Harajuku merupakan bentuk dandanan dari mulai ujung rambut sampai kaki yang terlihat menor, heboh, asal-asalan, malah terkesan awut-awutan. Trend ini pertama kali berkembang di negara Jepang dan akhirnya sampai pula ke negara Indonesia pada tahun belakangan ini. Saya berpikir, penampilan harajuku yang dipersembahkan oleh muda-mudi tersebut tak ubahnya seperti pasien-pasien dengan gangguan manik yang acapkali ditemukan di bangsal rumah sakit jiwa, walaupun dalam kadar atau derajat yang masih berskala rendah. Dalam Pedoman Penggolongan dan Diagnosis Gangguan Jiwa di Indonesia III (PPDGJ III) disebutkan bahwa gambaran dari perilaku manik adalah kekhasan dalam suasana perasaan yang meningkat (elasi), percaya diri yang membumbung tinggi dalam pergaulan sosial dengan banyak kegembiraan (euforik). Mereka yang berhaluan harajuku kadang terkesan bangga apabila busana, gaya rambut dan aksesori atau atribut yang menempel di badannya tersebut menjadi terlihat aneh dan beda. Keyakinan diri pribadi tersebut sangat besar untuk menjadi pusat perhatian dan mendapatkan suatu bentuk pengakuan. Imbasnya menciptakan perasaan bangga akan penampilan. Sepertinya, Trend Harajuku yang mulai banyak di ikuti oleh beberapa artis ibukota sekarang ini tidak dapat dilepaskan dari perkembangan modernitas zaman dan kehidupan yang penuh akan stressor menekan dan beban berat secara kompleks. Sehingga pada akhirnya, akumulasi perasaan depresi dalam alam bawah sadar yang kemungkinan banyak dialami oleh pribadi-pribadi tersebut di kota besar (metropilitan) terrefleksikan dalam bentuk gambaran perilaku manik pada alam sadarnya.

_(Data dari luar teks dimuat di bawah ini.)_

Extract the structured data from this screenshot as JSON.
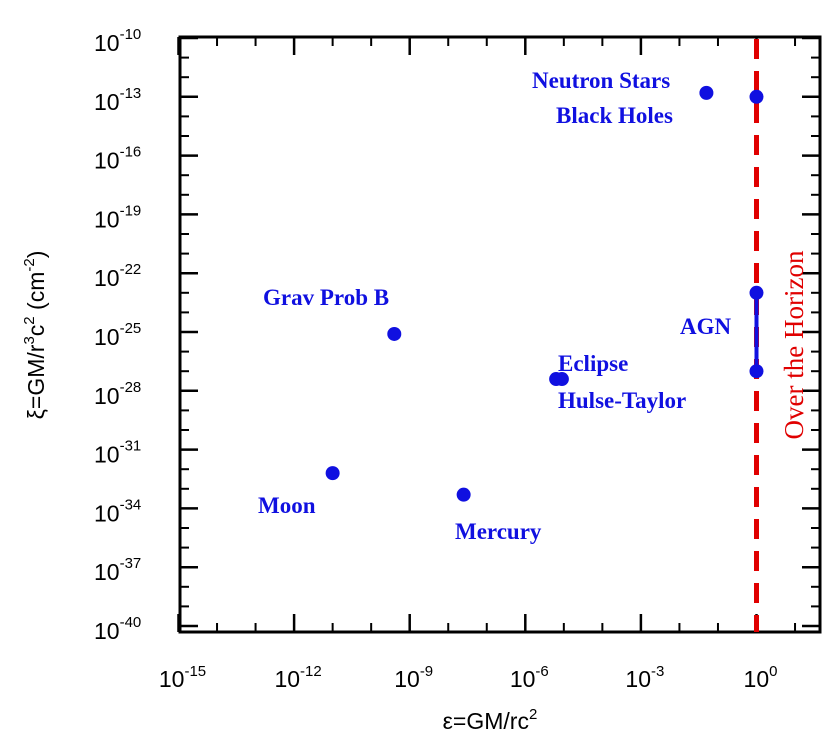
{
  "chart_data": {
    "type": "scatter",
    "title": "",
    "xlabel": "ε=GM/rc",
    "xlabel_sup": "2",
    "ylabel": "ξ=GM/r",
    "ylabel_sup1": "3",
    "ylabel_mid": "c",
    "ylabel_sup2": "2",
    "ylabel_unit": " (cm",
    "ylabel_unit_sup": "-2",
    "ylabel_end": ")",
    "x_scale": "log",
    "y_scale": "log",
    "xlim_exp": [
      -15,
      2
    ],
    "ylim_exp": [
      -40,
      -10
    ],
    "x_ticks": [
      {
        "base": "10",
        "exp": "-15",
        "value_exp": -15
      },
      {
        "base": "10",
        "exp": "-12",
        "value_exp": -12
      },
      {
        "base": "10",
        "exp": "-9",
        "value_exp": -9
      },
      {
        "base": "10",
        "exp": "-6",
        "value_exp": -6
      },
      {
        "base": "10",
        "exp": "-3",
        "value_exp": -3
      },
      {
        "base": "10",
        "exp": "0",
        "value_exp": 0
      }
    ],
    "y_ticks": [
      {
        "base": "10",
        "exp": "-10",
        "value_exp": -10
      },
      {
        "base": "10",
        "exp": "-13",
        "value_exp": -13
      },
      {
        "base": "10",
        "exp": "-16",
        "value_exp": -16
      },
      {
        "base": "10",
        "exp": "-19",
        "value_exp": -19
      },
      {
        "base": "10",
        "exp": "-22",
        "value_exp": -22
      },
      {
        "base": "10",
        "exp": "-25",
        "value_exp": -25
      },
      {
        "base": "10",
        "exp": "-28",
        "value_exp": -28
      },
      {
        "base": "10",
        "exp": "-31",
        "value_exp": -31
      },
      {
        "base": "10",
        "exp": "-34",
        "value_exp": -34
      },
      {
        "base": "10",
        "exp": "-37",
        "value_exp": -37
      },
      {
        "base": "10",
        "exp": "-40",
        "value_exp": -40
      }
    ],
    "points": [
      {
        "id": "neutron-stars",
        "x_exp": -1.3,
        "y_exp": -12.8
      },
      {
        "id": "black-holes",
        "x_exp": 0.0,
        "y_exp": -13.0
      },
      {
        "id": "agn-top",
        "x_exp": 0.0,
        "y_exp": -23.0
      },
      {
        "id": "agn-bottom",
        "x_exp": 0.0,
        "y_exp": -27.0
      },
      {
        "id": "grav-probe-b",
        "x_exp": -9.4,
        "y_exp": -25.1
      },
      {
        "id": "eclipse",
        "x_exp": -5.2,
        "y_exp": -27.4
      },
      {
        "id": "hulse-taylor",
        "x_exp": -5.05,
        "y_exp": -27.4
      },
      {
        "id": "moon",
        "x_exp": -11.0,
        "y_exp": -32.2
      },
      {
        "id": "mercury",
        "x_exp": -7.6,
        "y_exp": -33.3
      }
    ],
    "segments": [
      {
        "id": "agn-range",
        "x_exp": 0.0,
        "y1_exp": -23.0,
        "y2_exp": -27.0
      }
    ],
    "annotations": [
      {
        "id": "neutron-stars-label",
        "text": "Neutron Stars"
      },
      {
        "id": "black-holes-label",
        "text": "Black Holes"
      },
      {
        "id": "grav-probe-b-label",
        "text": "Grav Prob B"
      },
      {
        "id": "agn-label",
        "text": "AGN"
      },
      {
        "id": "eclipse-label",
        "text": "Eclipse"
      },
      {
        "id": "hulse-taylor-label",
        "text": "Hulse-Taylor"
      },
      {
        "id": "moon-label",
        "text": "Moon"
      },
      {
        "id": "mercury-label",
        "text": "Mercury"
      }
    ],
    "reference_line": {
      "x_exp": 0.0,
      "label": "Over the Horizon",
      "style": "dashed"
    },
    "colors": {
      "points": "#1010e0",
      "reference_line": "#e00000",
      "axes": "#000000"
    },
    "grid": false
  }
}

Psychopuncture – Terapi Jiwa Perpaduan Timur Barat

Psychopuncture dikembangkan oleh Dr. Med. Hallym Calehs, PhD, seorang psikiater spiritual dan transkultural serta ahli akupunktur. Psychopuncture adalah terapi jiwa yang memadukan unsur ilmiah dan tradisional (perpaduan budaya timur dan barat) dengan menggunakan metode BEST (Basic Emotional Structuring Test), yaitu suatu tehnik ilmiah pengenalan emosi (diri sendiri) dengan mengenali sesuatu yang dibenci. Teknik Psychopuncture dengan metode BEST ini adalah hasil temuan dokter Hallym dan telah dipatenkan di Jerman. Sebagai alat Bantu metode BEST, digunakan 10 buah boneka dengan aneka mimik yang berbeda. Pada sesi pemeriksaan, seseorang di minta untuk memilih boneka yang disukai dan boneka yang tidak disukai. Pilihan tersebut merupakan suatu refleksi dari kejiwaan orang tersebut sehingga kemudian dapat diketahui garis besar dari kepribadian orang tersebut dan macam terapi yang sesuai untuk dirinya.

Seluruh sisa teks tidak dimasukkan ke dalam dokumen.